1878’de Bulgaristan Prensliğinin kurulduğu tarihe kadar Osmanlı Devleti sınırları içerisinde kalan Pravadi, çok etnikli, çok dinli ve çok dilli bir kent niteliğe sahipti.
XVII. yüzyılın başında Pravadi köylerinden bazıları ayrılarak Yeni Pazar nahiyesine dahil edilmişlerdir.
Arnavut Kökenli Bulgar Vatandaşı Ustiyanov
Dedesi Balkanların ünlü Arnavut çetecilerinden İnce Kaptan lakablı Yordan. Babası Arnavut, annesi ise Bulgar’dır.
Dedesi “İncekaptan” lâkaplı Yordan eski bir çetecidir; Ustiyanof’ın da dedesi “İncekaptan” lâkaplı Yordan gibi çeteci ruhuna sahip olması dikkatleri çekmişti.
Arnavut baba Bulgar annenin çocuğu olan Ustiyanov, İdadîyi bitirdikten sonra ailesi tarafından, 1 Eylül 1878’de Plovdiv’de Askeri okulun kurulmasına ilişkin kararın ardından, resmi açılışı 26 Kasım 1878’de “Sveta Nedelya” kilisesinde düzenlenen ayinle ve bunun ardından yapılan askeri geçiş töreni ile gerçekleştirilen Filibe'deki -Vasil Levski Ulusal Askeri Akademisi’nde gönderildi.
Harp okulunu başarı ile bitirdi ve Bulgar Prensliği ordusuna Topçu Zabiti-Subayı rütbesi ile katıldı.
Bulgaristan için tehlike arz eden Yunan, Romen ve Makedon İhtilal komitelerine karşı savaştı.
Bu konuda o kadar acımasızdır ki, Vasil Levski Ulusal Askeri Akademisi’nden arkadaşı, Selanik Kukuş’ta doğumlu, Makedonya İhtilal komitesi kurucularından Georgi Nikolov Delçev'i dahi öldürdüğü söylenir.
Delçev, öğretmen olarak, Makedonya’yı dolaşıp ihtilal tohumları atmıştı. Büyük bir Türk düşmanıydı. Bulgar Sadık ile Filibe de birlikte okumuşlardı.

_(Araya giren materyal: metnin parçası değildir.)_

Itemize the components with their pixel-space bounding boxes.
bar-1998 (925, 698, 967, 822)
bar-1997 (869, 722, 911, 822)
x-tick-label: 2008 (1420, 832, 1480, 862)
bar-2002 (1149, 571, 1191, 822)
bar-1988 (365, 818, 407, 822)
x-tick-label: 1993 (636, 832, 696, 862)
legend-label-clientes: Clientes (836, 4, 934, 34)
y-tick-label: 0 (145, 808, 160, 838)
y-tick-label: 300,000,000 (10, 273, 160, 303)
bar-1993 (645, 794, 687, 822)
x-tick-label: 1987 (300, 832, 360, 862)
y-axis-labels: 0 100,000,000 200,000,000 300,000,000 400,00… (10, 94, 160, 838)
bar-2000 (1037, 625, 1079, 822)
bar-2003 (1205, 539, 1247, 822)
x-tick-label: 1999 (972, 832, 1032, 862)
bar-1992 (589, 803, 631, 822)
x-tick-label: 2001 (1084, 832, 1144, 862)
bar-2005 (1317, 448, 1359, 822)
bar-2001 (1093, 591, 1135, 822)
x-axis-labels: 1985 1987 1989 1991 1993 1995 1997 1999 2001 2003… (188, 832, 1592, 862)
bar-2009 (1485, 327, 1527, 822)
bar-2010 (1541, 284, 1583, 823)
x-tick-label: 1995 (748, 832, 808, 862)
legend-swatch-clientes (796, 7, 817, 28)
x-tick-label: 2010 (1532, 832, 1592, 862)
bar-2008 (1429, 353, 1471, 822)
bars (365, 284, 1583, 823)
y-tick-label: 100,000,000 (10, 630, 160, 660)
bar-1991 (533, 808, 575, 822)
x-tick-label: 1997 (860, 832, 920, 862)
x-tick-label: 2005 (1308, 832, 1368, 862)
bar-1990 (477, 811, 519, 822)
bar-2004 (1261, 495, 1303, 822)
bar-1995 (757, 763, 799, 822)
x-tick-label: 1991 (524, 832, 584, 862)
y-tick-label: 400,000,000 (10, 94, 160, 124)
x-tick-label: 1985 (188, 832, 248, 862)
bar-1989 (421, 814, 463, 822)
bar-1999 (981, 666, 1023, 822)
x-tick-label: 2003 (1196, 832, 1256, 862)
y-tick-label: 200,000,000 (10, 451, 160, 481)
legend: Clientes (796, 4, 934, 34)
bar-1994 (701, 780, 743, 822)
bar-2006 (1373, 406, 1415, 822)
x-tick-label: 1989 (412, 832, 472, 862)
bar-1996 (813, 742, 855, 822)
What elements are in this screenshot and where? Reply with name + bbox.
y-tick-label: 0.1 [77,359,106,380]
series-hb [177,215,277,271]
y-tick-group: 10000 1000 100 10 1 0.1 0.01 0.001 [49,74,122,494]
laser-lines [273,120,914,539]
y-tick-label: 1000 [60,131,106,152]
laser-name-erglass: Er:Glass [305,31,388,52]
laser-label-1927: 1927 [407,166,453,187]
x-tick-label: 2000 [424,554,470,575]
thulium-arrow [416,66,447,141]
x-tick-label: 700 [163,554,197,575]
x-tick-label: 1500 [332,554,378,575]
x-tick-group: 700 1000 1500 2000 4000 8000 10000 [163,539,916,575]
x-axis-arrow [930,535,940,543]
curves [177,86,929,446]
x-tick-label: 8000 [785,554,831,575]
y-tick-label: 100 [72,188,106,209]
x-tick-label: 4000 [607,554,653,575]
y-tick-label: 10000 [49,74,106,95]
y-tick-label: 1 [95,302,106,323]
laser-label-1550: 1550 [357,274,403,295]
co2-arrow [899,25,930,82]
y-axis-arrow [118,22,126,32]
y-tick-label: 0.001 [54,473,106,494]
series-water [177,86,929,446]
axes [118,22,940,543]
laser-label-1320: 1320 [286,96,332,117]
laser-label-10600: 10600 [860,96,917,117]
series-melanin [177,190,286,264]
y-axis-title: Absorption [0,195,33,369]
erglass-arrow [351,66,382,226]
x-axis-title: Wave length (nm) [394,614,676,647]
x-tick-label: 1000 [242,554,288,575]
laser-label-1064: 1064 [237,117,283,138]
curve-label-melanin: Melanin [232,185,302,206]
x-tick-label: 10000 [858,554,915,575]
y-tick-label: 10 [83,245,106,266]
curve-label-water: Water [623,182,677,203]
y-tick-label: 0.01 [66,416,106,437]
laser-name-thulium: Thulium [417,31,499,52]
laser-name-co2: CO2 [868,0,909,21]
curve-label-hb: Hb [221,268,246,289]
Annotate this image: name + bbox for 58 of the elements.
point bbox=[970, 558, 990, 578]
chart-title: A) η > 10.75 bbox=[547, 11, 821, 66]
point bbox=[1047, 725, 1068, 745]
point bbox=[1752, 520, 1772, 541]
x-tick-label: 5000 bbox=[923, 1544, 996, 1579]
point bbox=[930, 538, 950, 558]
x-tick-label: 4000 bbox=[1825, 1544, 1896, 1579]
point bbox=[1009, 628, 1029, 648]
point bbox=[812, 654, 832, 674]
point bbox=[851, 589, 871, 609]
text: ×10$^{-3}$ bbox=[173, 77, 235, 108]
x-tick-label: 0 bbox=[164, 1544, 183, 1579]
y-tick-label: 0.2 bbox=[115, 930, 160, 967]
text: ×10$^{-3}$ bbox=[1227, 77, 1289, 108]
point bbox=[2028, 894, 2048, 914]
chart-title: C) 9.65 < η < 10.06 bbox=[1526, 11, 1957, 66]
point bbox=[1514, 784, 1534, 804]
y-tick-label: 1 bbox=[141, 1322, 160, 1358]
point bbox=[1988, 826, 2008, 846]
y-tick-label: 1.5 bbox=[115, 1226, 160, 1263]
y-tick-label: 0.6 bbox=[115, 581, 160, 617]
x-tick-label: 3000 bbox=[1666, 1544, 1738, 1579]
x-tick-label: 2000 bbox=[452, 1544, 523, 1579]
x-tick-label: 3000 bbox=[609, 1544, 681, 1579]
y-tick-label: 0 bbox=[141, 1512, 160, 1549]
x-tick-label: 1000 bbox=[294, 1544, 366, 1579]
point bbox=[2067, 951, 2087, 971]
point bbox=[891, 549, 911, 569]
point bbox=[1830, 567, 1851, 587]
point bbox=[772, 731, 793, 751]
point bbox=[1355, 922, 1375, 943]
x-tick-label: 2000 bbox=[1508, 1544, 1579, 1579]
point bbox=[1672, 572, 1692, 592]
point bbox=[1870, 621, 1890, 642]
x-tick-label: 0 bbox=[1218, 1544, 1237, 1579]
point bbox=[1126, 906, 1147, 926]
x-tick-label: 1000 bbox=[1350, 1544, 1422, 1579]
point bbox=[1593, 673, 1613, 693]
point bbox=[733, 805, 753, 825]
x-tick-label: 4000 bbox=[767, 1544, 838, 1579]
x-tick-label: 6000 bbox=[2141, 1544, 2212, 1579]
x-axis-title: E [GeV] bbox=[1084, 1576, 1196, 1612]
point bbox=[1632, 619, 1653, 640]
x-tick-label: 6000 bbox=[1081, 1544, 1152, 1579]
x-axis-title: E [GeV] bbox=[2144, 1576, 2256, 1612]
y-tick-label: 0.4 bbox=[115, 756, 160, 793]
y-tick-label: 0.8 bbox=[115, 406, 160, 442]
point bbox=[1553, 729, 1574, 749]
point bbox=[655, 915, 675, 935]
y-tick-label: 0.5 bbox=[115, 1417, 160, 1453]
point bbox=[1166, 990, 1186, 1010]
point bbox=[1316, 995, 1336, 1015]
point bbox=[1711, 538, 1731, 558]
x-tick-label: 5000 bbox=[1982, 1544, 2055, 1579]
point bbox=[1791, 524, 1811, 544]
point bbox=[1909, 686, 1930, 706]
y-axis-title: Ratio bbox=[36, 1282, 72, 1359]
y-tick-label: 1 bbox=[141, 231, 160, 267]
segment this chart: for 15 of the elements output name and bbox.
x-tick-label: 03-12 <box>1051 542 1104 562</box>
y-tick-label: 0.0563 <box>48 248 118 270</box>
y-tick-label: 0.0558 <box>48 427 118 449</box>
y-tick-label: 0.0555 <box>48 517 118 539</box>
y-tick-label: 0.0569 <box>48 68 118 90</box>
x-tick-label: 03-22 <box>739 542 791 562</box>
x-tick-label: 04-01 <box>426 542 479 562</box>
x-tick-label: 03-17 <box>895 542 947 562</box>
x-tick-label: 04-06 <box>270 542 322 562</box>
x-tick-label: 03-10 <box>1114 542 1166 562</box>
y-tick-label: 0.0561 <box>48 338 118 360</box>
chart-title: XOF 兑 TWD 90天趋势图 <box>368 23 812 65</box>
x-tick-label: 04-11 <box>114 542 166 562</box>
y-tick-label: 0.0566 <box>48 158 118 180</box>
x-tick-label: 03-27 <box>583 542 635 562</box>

Makedon halkını Osmanlı devletine karşı ayaklanmaya teşvik ediyordu. 1903 yazındaki kitle ayaklanması planına karşı çıkmasının sebebi, kendisinin daha çok gerilla ve terörist taktikleri kullanmak istemesiydi.
Daha sonra Bulgar Sadık olarak tanınacak Ustiyanov'ın başında olduğu Bulgar suikast birliği tarafından 4 Mayıs 1903'te Yunanistan'ın Banitsa kentinde öldürüldü. Oysa tarihi kayıtlara bakıldığında Delçev'i Türklerin öldürdüğü bilgisi görülür.
Arnavut Kökenli Bulgar Subayı Ustiyanov'ın Arnavut Milliyetçiliği akımından etkilenmesi
Balkanlarda Osmanlı İmparatorluğundan kopuş sürecinde her Balkan ulusu kendi bağımsızlık hayalinin peşine düştü. Bununla yetinmediler, komşu ülkelerde diğer etnik unsurları kışkırttılar.
İşte Arnavut Kökenli Bulgar Subayı Ustiyanov'ın, Osmanlı tebaasından Sadık kimliğine geçişinde bu kirli hesaplaşmanın payı büyük olmalı.
1850 yılında Romanya’da “Arnavut Kültür Derneği” kurulmuştu. Ayrıca Özlem isimli bir başka yapılanmanın 53 üye Sofya'da 1893 tarihinde faaliyette olduğu biliniyor.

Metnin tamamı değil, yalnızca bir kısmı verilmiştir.